Anytime we see our children in pain - physical, emotional or psychological - our first parenting instinct is to jump in and make it “all better.” Unfortunately, we are most likely to do that on our terms instead of on their terms. Moving is hard. It brings about physical, emotional and psychological pain for us and for our children.
In this blog we have covered many ways to help kids with the challenges they face when moving. They’re great strategies, time-tested strategies. But there’s something to be said for just letting our children “be.” We are rarely encouraged to avoid, nor do we have to justify, happy feelings, so why do we encourage our kids to avoid, brush off, or “get over” sad feelings too quickly?
A recent study determined that by the time we are 15 years old, we have received over 23,000 reinforcements that tell us it is not OK to show or talk about sad feelings. “Don’t feel bad, you’ll make new friends.” “It’s OK, you’ll like the new house better.” Or finish this sentence, “Laugh and the whole world laughs with you. Cry and you…..” (cry alone) If a situation is sad or depressing, we should feel sad or depressed.
For most families, integrity and honesty are part of the family value system. When we verbally and nonverbally communicate to our kids that they should not feel what they feel or talk about how they feel, we are in essence encouraging them to be dishonest. When we placate them with “…you’ll find new friends” we unknowingly begin to teach them that relationships are disposable. “I know you and Joe (or Jenny) have been friends for a long time, but it’s OK. You’ll make new friends.”
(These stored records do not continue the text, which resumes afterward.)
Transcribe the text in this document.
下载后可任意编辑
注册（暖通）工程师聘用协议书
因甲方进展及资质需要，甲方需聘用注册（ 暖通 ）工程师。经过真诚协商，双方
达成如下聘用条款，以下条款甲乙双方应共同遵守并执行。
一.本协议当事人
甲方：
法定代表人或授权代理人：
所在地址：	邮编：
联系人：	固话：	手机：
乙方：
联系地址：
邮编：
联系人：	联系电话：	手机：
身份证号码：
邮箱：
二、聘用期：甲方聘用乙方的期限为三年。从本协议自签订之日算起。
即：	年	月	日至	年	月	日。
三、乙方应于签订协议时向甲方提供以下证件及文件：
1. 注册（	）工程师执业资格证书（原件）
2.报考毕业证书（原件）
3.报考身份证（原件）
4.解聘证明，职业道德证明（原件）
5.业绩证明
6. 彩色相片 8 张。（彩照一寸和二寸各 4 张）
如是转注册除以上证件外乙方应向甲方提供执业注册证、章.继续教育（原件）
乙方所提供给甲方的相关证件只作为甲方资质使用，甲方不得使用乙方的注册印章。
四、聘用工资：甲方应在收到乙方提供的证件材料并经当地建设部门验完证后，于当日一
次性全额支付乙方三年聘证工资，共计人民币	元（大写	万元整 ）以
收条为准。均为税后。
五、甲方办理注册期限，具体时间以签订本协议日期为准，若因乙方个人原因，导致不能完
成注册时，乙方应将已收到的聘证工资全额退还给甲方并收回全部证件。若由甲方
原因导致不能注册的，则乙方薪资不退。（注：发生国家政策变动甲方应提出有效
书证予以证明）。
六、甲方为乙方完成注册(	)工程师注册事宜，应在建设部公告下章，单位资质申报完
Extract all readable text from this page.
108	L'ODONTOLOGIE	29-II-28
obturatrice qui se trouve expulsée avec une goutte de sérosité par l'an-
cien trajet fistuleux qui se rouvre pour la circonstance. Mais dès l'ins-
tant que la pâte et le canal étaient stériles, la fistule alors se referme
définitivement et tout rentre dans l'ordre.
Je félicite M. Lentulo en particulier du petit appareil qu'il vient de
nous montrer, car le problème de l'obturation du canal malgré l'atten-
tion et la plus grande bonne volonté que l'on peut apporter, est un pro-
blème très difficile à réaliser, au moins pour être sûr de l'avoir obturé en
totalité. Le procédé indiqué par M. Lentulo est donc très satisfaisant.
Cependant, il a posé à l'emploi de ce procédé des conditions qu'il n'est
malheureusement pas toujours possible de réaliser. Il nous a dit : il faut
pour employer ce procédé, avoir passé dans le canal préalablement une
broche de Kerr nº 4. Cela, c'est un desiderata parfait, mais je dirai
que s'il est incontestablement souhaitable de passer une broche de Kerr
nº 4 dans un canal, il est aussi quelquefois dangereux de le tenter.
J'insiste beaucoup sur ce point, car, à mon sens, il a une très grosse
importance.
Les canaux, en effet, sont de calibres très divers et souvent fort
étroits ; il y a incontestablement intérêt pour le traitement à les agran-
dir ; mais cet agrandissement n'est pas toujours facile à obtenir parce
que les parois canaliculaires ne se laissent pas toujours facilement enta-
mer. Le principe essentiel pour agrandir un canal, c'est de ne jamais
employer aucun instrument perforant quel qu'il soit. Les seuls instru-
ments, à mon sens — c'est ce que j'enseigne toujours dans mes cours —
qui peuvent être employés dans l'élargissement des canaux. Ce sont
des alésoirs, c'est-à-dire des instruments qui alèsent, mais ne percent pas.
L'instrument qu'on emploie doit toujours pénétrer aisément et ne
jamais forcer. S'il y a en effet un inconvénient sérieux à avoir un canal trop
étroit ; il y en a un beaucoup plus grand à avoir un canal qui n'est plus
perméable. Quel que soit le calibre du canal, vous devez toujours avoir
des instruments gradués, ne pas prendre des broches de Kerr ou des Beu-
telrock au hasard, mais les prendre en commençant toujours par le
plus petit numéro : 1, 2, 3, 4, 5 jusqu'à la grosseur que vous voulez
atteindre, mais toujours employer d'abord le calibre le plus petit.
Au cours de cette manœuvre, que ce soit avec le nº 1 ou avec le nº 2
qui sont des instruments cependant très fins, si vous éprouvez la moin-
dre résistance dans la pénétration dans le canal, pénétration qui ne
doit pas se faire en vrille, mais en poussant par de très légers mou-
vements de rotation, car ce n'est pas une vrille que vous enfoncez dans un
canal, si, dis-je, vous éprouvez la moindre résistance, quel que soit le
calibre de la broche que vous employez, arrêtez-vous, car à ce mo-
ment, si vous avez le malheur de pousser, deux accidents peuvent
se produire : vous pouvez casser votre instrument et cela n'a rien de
Hone your skills in listening, hearing and understanding. Practice reflective listening. Instead of jumping to problem-solving, try reflecting back what your child has just told you. Rather than creating camaraderie by sharing common experiences, let them know that grieving is hard work and it really stinks to lose something or someone you love. Above all, give your children the opportunity to talk about how they feel openly and let them know that everyone feels sad and angry sometimes. Reinforce that all feelings are OK while you coach them to find appropriate ways to express and deal with their feelings.
For younger children, check out Dr. Seuss’ book, My Many Colored Days, to help them talk about how they’re feeling. For older children, give them a safe place to talk about feelings and always ask before offering advice. When you respect their time to grieve and just “be,” you create opportunities for building trust and open communication. Always follow your parental instincts and consult your pediatrician with any concerns you have about your child’s emotional well-being.